La comprensión generalizada de la Historia, tal como nos vemos obligados a estudiarla en el ciclo Secundario de nuestro sistema educativo, es la de una pesada recolección de hechos —en su mayoría bélicos, o por lo menos conflictivos— y a una más pesada enumeración de personajes que fueron presidentes o comandantes. Vista así, la Historia no sólo resulta aburrida, sino también absolutamente inútil (dicho sea sin quitarles el mérito a los investiga-dores que han examinado y ordenado cronológicamente esos miles de datos).
Sin embargo nos atrevemos a afirmar que esos datos históricos sólo llegan a tener sentido, y a cobrar importancia, cuando se los ordena y analiza con la mirada puesta en una percepción crítica de la realidad (la local, la nacional y la internacional), en un análisis que nos permita interpretar lo que ocurrió en tiempos pasados para orientarnos mejor en los tiempos presentes.
En ese sentido comentábamos el pasado miércoles (en la presentación de la tercera edición del libro “Recuperando la memoria – Una historia crítica de Bolivia”, y con la participación de personajes de talla nacional como Xavier Albó y María Galindo) que si los sujetos políticos que nos representaban en el proceso que abrió Bolivia ante el Tribunal Internacional de La Haya hubieran analizado —desde una perspectiva crítica— los hechos históricos que precedieron y acompañaron la pérdida de nuestro Litoral, habrían sido menos optimistas y nos habrían ahorrado frustraciones (a toda la ciudadanía y de manera especial a nuestro Presidente).
Y es que no basta saber que el Litoral fue boliviano y nos fue abusivamente arrebatado por el Estado chileno. Es importante también entender que el principal artífice y responsable de ese abuso fue el propio Estado boliviano, un Estado articulado en torno a la explotación de minerales y permanentemente controlado por los empresarios mineros —ya fueran los “conservadores” de la plata o los “liberales” del estaño—, y que fueron esos empresarios-gobernantes los que prácticamente le regalaron el Litoral a los empresarios anglo-chilenos. Nunca valoraron las riquezas de guano y salitre que encerraba nuestro Litoral —para ellos era un negocio pinche— ni se preocuparon por organizar ni vincular nuestro territorio costero. De ahí el hecho consternador de que, cuando las tropas chilenas invaden Antofagasta, la población de dicho puerto ¡aplaude a los invasores! Y es que el 90 por ciento de dicha población era ya chilena (sólo un 5 por ciento boliviana).

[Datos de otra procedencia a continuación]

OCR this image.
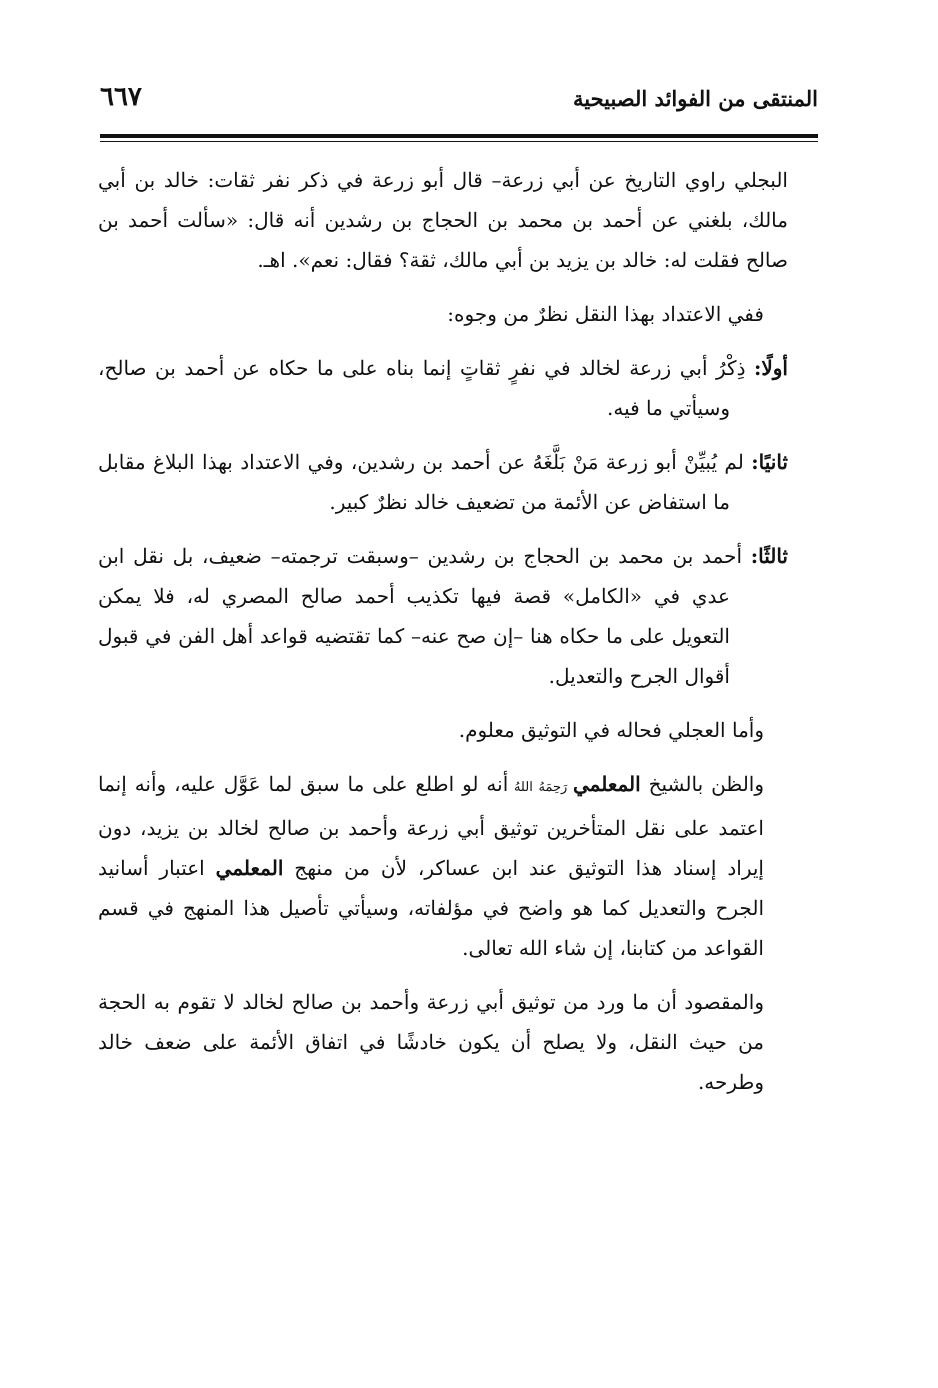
المنتقى من الفوائد الصبيحية
٦٦٧

البجلي راوي التاريخ عن أبي زرعة– قال أبو زرعة في ذكر نفر ثقات: خالد بن أبي مالك، بلغني عن أحمد بن محمد بن الحجاج بن رشدين أنه قال: «سألت أحمد بن صالح فقلت له: خالد بن يزيد بن أبي مالك، ثقة؟ فقال: نعم». اهـ.

ففي الاعتداد بهذا النقل نظرٌ من وجوه:

أولًا: ذِكْرُ أبي زرعة لخالد في نفرٍ ثقاتٍ إنما بناه على ما حكاه عن أحمد بن صالح، وسيأتي ما فيه.

ثانيًا: لم يُبيِّنْ أبو زرعة مَنْ بَلَّغَهُ عن أحمد بن رشدين، وفي الاعتداد بهذا البلاغ مقابل ما استفاض عن الأئمة من تضعيف خالد نظرٌ كبير.

ثالثًا: أحمد بن محمد بن الحجاج بن رشدين –وسبقت ترجمته– ضعيف، بل نقل ابن عدي في «الكامل» قصة فيها تكذيب أحمد صالح المصري له، فلا يمكن التعويل على ما حكاه هنا –إن صح عنه– كما تقتضيه قواعد أهل الفن في قبول أقوال الجرح والتعديل.

وأما العجلي فحاله في التوثيق معلوم.

والظن بالشيخ المعلمي رَحِمَهُ اللهُ أنه لو اطلع على ما سبق لما عَوَّل عليه، وأنه إنما اعتمد على نقل المتأخرين توثيق أبي زرعة وأحمد بن صالح لخالد بن يزيد، دون إيراد إسناد هذا التوثيق عند ابن عساكر، لأن من منهج المعلمي اعتبار أسانيد الجرح والتعديل كما هو واضح في مؤلفاته، وسيأتي تأصيل هذا المنهج في قسم القواعد من كتابنا، إن شاء الله تعالى.

والمقصود أن ما ورد من توثيق أبي زرعة وأحمد بن صالح لخالد لا تقوم به الحجة من حيث النقل، ولا يصلح أن يكون خادشًا في اتفاق الأئمة على ضعف خالد وطرحه.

Por su parte el partido Liberal se pasa 20 años criticando a los gobiernos Conservadores y reclamando que vuelvan a la guerra con Chile para recuperar el Litoral, pero en cuanto llegan ellos al Gobierno lo primero que hacen es firmar el Tratado de 1904 (que viene a ser el argumento irrefutable del Estado chileno ante la CIJ y ante cualquier posible tribunal internacional).

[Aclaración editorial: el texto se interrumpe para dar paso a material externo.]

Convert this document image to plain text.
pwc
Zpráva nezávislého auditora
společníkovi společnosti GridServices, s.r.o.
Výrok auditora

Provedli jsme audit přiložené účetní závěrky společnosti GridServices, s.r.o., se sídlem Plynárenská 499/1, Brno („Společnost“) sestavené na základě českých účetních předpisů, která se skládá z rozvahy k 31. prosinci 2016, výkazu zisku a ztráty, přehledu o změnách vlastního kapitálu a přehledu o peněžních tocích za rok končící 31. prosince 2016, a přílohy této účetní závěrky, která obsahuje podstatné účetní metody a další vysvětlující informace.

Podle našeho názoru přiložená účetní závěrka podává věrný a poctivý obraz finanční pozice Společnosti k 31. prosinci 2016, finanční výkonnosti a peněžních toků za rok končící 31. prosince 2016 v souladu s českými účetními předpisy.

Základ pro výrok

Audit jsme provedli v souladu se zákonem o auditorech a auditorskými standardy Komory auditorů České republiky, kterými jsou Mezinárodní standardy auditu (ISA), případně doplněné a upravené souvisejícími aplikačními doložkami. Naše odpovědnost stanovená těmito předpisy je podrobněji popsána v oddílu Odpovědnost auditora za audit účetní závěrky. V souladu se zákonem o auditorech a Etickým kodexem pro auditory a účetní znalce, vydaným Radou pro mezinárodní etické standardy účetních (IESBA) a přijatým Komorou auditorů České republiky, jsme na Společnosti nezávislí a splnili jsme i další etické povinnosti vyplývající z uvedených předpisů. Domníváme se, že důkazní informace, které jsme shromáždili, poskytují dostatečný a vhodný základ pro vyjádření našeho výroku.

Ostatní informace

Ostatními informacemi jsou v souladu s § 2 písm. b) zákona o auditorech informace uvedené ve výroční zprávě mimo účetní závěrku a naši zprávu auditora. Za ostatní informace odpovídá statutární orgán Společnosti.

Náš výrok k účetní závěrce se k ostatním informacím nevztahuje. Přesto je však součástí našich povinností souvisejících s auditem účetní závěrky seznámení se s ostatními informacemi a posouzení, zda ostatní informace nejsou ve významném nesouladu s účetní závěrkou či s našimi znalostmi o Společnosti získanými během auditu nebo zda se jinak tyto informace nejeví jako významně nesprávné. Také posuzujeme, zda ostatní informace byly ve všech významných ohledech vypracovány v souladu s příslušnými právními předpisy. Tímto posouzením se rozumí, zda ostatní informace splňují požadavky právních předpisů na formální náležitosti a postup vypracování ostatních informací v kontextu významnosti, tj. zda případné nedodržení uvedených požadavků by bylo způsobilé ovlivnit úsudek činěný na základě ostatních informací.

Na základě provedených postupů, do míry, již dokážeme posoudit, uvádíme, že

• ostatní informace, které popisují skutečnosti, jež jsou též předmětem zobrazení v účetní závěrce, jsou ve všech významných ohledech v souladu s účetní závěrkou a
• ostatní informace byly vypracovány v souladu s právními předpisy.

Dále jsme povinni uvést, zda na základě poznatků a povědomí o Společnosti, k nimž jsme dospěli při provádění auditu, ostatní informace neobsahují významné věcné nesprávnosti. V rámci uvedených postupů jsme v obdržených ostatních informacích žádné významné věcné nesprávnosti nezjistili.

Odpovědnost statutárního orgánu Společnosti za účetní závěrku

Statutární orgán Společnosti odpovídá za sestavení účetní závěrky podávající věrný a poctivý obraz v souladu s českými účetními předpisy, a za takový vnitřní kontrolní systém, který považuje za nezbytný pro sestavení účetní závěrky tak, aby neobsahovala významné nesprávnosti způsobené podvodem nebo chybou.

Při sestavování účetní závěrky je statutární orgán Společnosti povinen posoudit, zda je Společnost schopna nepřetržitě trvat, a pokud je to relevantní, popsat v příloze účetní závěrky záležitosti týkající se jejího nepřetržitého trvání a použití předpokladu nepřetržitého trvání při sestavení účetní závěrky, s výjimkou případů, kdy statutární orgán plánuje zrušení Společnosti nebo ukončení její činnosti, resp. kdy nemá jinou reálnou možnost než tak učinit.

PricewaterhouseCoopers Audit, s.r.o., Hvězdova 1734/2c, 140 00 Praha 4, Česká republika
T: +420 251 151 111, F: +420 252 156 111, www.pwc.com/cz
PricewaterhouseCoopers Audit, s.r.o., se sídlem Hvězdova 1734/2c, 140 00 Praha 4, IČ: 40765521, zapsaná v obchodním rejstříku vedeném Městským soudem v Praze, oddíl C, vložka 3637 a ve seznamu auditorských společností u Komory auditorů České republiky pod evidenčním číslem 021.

Por eso la Historia no puede limitarse a enumerar nombres de Presidentes (más o menos democráticos) y de Dictadores (más o menos asesinos), ni a enumerar hechos luctuosos, ni a consignar leyes y decretos que no se acaba de saber para qué servían. La Historia tiene que interpretar esos datos, tiene que entender sus antecedentes y sus consecuencias, tiene que relacionarlos con el contexto internacional; y de esa manera puede ayudarnos a entender e interpretar la realidad coyuntural. Y nuestros gobernantes y representantes tienen que estudiar esa Historia para orientarse mejor y no meter la pata (ni darles argumentos a personajes hostiles como el presidente chileno Piñera).

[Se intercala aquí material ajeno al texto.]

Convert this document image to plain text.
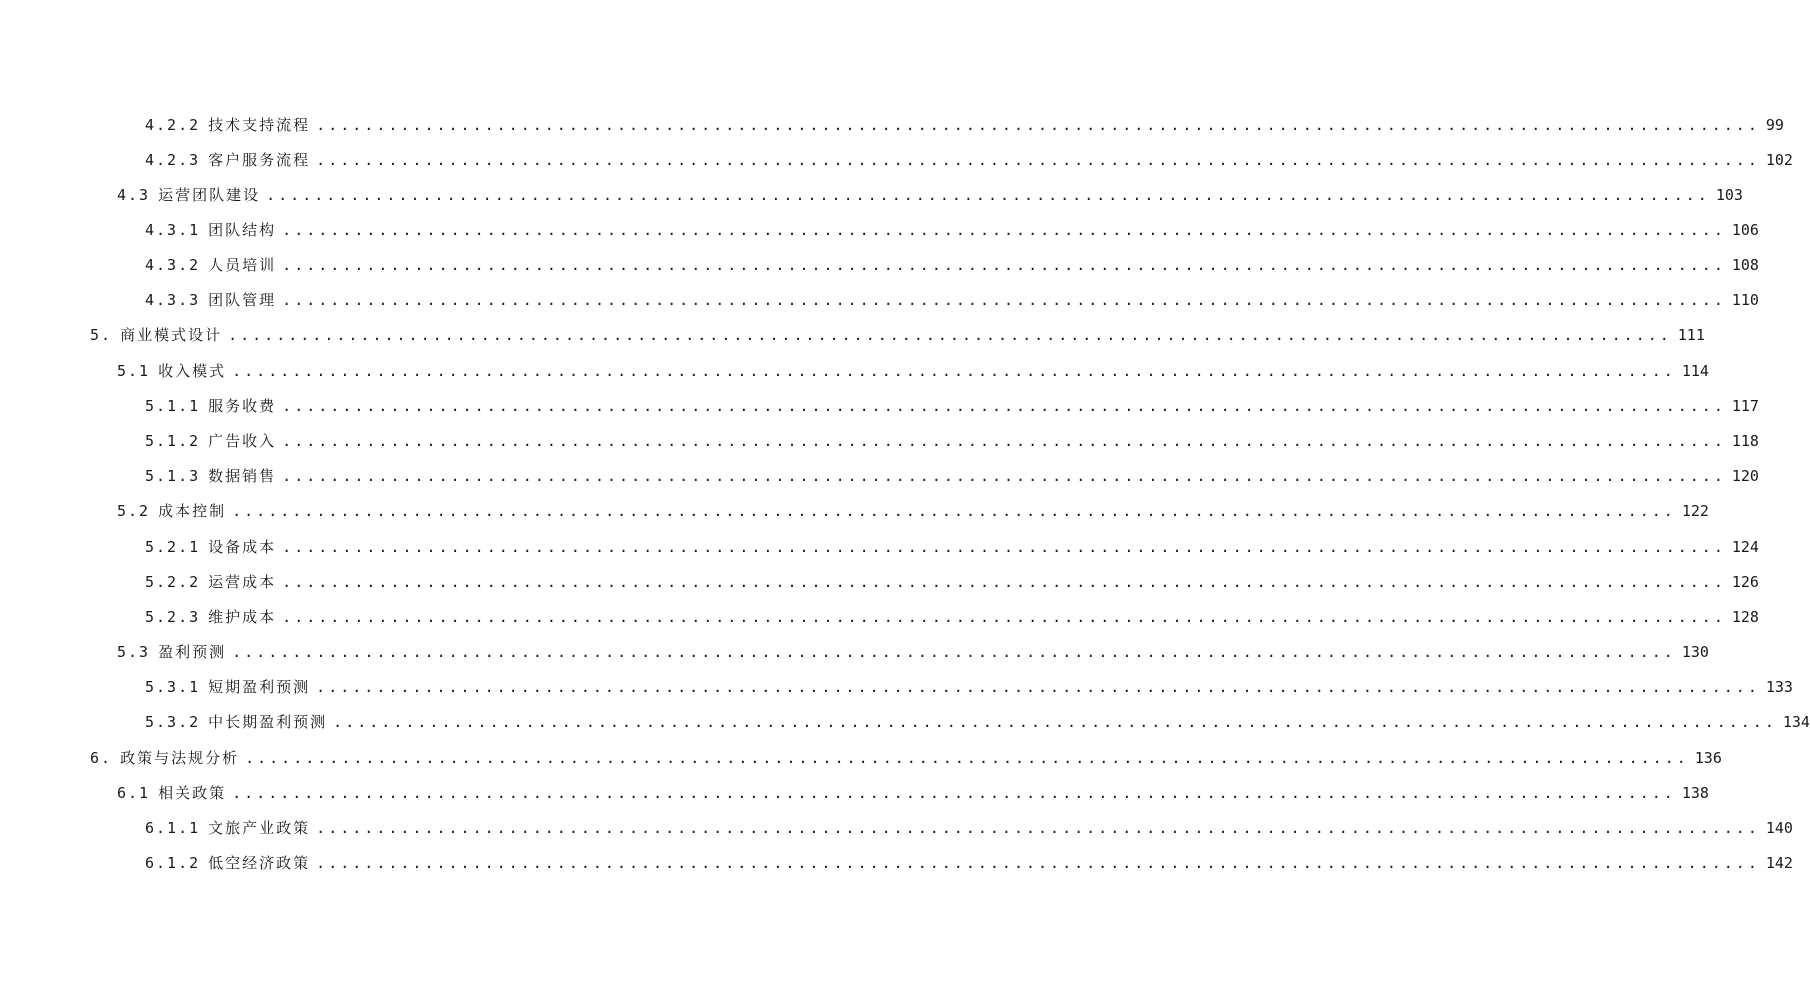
4.2.2 技术支持流程 ........................................................................................................................ 99
4.2.3 客户服务流程 ........................................................................................................................ 102
4.3 运营团队建设 ........................................................................................................................ 103
4.3.1 团队结构 ........................................................................................................................ 106
4.3.2 人员培训 ........................................................................................................................ 108
4.3.3 团队管理 ........................................................................................................................ 110
5. 商业模式设计 ........................................................................................................................ 111
5.1 收入模式 ........................................................................................................................ 114
5.1.1 服务收费 ........................................................................................................................ 117
5.1.2 广告收入 ........................................................................................................................ 118
5.1.3 数据销售 ........................................................................................................................ 120
5.2 成本控制 ........................................................................................................................ 122
5.2.1 设备成本 ........................................................................................................................ 124
5.2.2 运营成本 ........................................................................................................................ 126
5.2.3 维护成本 ........................................................................................................................ 128
5.3 盈利预测 ........................................................................................................................ 130
5.3.1 短期盈利预测 ........................................................................................................................ 133
5.3.2 中长期盈利预测 ........................................................................................................................ 134
6. 政策与法规分析 ........................................................................................................................ 136
6.1 相关政策 ........................................................................................................................ 138
6.1.1 文旅产业政策 ........................................................................................................................ 140
6.1.2 低空经济政策 ........................................................................................................................ 142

De todo eso hablamos con la rica y variada participación que hubo en la presentación de dicho libro, y llegamos a la conclusión de que sería urgente reubicar y replantear el rol de la Historia en el proceso educativo de nuestros niños, niñas y adolescentes; así como en la urgente formación política de nuestra juventud y de nuestra población adulta. ¡Ajina kachun!